Someone that's seen the devastation of countless grass fires over the last several years is Louis Cherpin, the fire chief for the RM of Swift Current Fire Department. And his crew has already dealt with one this spring by Wymark just last week.

"Until we get rain, the grass is very dry and there is no moisture in it from last year," he said. "We need some moisture to green up the ditches and roadways. That's always an early spring worry is the fires that start because of the dryness."

The long-time firefighter pointed to a few things that can spark grass fires including discarding cigarette butts improperly, blown tires, chains from trailers dragging, and farm machinery moving on grid roads.

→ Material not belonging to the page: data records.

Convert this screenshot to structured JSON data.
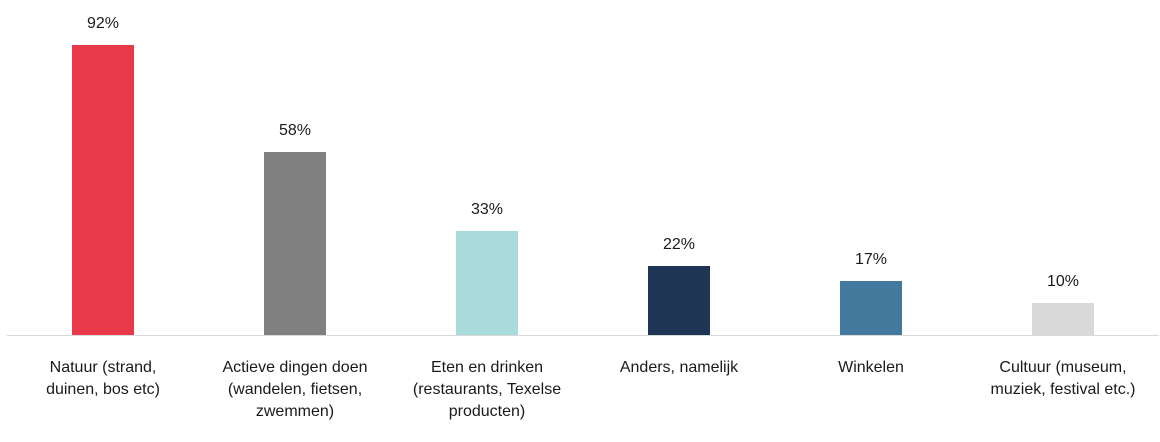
{
  "chart_data": {
    "type": "bar",
    "categories": [
      "Natuur (strand, duinen, bos etc)",
      "Actieve dingen doen (wandelen, fietsen, zwemmen)",
      "Eten en drinken (restaurants, Texelse producten)",
      "Anders, namelijk",
      "Winkelen",
      "Cultuur (museum, muziek, festival etc.)"
    ],
    "values": [
      92,
      58,
      33,
      22,
      17,
      10
    ],
    "value_labels": [
      "92%",
      "58%",
      "33%",
      "22%",
      "17%",
      "10%"
    ],
    "colors": [
      "#e8394a",
      "#808080",
      "#a8dbd9",
      "#1f3556",
      "#44799e",
      "#d9d9d9"
    ]
  }
}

Residents can play a part in not only avoiding some of these instances but also help contain fires.

"Bring your assets, whether it's a high-speed disc or manpower," he said. "We always need help at the beginning of the fire to help get it under control... Preventing is the best cure but we always know you can't prevent everything. Just be prepared and catch it early so the loss is less."

Once on the scene of the fire, crews will determine the wind direction/speed and push the flames towards natural fire barriers such as roads or bodies of water if possible.